I’m a dating expert and here are 3 things your boyfriend or girlfriend should never tell you
A dating coach has revealed three things you should never say to your boyfriend or girlfriend while in a relationship.
Jacob Lucas is a UK-based coach who has used his real-life methods to ‘help millions of people get the love life they’ve always wanted’.
In addition to working directly with clients, she shares dating content on TikTok with her 750,000 followers. He is also the author of his dating coach guide book.

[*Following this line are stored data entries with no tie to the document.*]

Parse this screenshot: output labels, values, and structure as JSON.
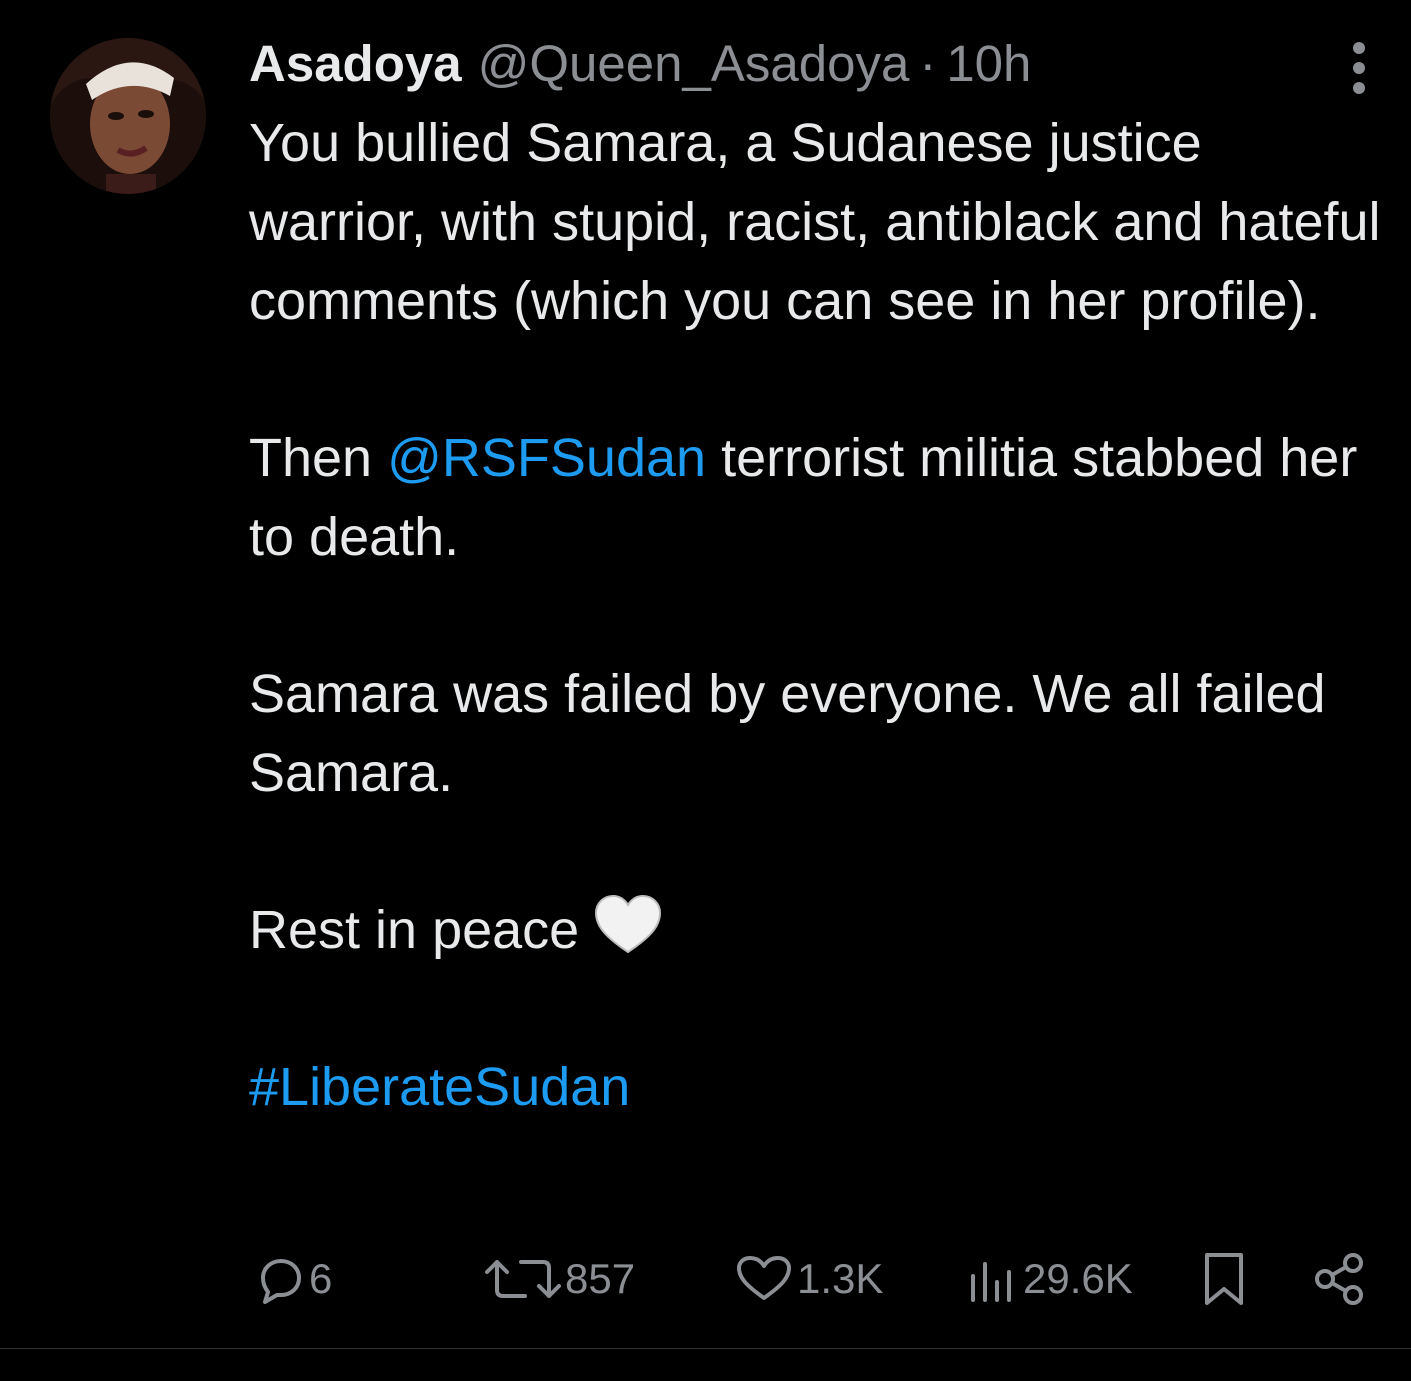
{
  "tweet": {
    "author_name": "Asadoya",
    "author_handle": "@Queen_Asadoya",
    "separator": "·",
    "time": "10h",
    "body": {
      "p1": "You bullied Samara, a Sudanese justice warrior, with stupid, racist, antiblack and hateful comments (which you can see in her profile).",
      "p2_before": "Then ",
      "p2_mention": "@RSFSudan",
      "p2_after": " terrorist militia stabbed her to death.",
      "p3": "Samara was failed by everyone. We all failed Samara.",
      "p4": "Rest in peace",
      "p5_hashtag": "#LiberateSudan"
    },
    "stats": {
      "replies": "6",
      "reposts": "857",
      "likes": "1.3K",
      "views": "29.6K"
    }
  },
  "icons": {
    "more": "more-vertical-icon",
    "reply": "reply-icon",
    "repost": "repost-icon",
    "like": "heart-icon",
    "views": "views-chart-icon",
    "bookmark": "bookmark-icon",
    "share": "share-icon",
    "emoji": "white-heart-emoji"
  },
  "colors": {
    "background": "#000000",
    "text": "#e7e9ea",
    "secondary": "#8b8f94",
    "link": "#1d9bf0",
    "divider": "#2f3336"
  }
}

In a recent video on TikTok, she outlines three things that partners shouldn’t say to each other, saying that if your partner does any of these things, they may not be a good person for the relationship.
According to Jacob, people who use the techniques highlighted in his videos may struggle to express themselves in appropriate ways.
The Dating Coach (pictured) lists three things your boyfriend or girlfriend should never tell you while in a relationship
In the video, she says: ‘I’m a professional dating coach, and here are three things your boyfriend or girlfriend should never say or do when they’re in a relationship with you.
‘And if your partner has done any of these things, you might want to reconsider whether he’s the right person for you, because those are all huge red flags.’
Starting with the first point, he says: ‘Number one, whenever they don’t get their own way with you, they ghost you as punishment.’
He continues, saying that by ghosting you, anyone who does this will want you to chase them, so ‘they feel superior to you and think they’re getting their own way again’.
He added: ‘It also shows me that they don’t know how to pronounce [themselves] in a proper way.
‘So the result is stupid tactics, like ghosting their own boyfriends and girlfriends, and that’s not the kind of person you want to be in a relationship with.’
Moving on to the next point, she said: ‘Number two, whenever you argue with your boyfriend or girlfriend, instead of talking it out calmly, they always say they’re leaving the relationship when they actually have no intention of leaving you.
‘They’re trying to make you worry about leaving, so you pretty much agree with what they’re saying.
Jacob (pictured) says that when they threaten to leave, it’s a toxic way some people engage in arguments.
‘If they want to leave you, whatever, it shouldn’t be seen as a tool to win an argument.
‘This is a really immature, creepy trick that your partner should never do to you.’
His final point is an unpleasant behavior he says partners should never do to each other.
He explained: ‘Number three… is a horrible thing to do in a relationship.
‘And that will always cause an argument. It’s when they start comparing you negatively to other people – especially their exes.’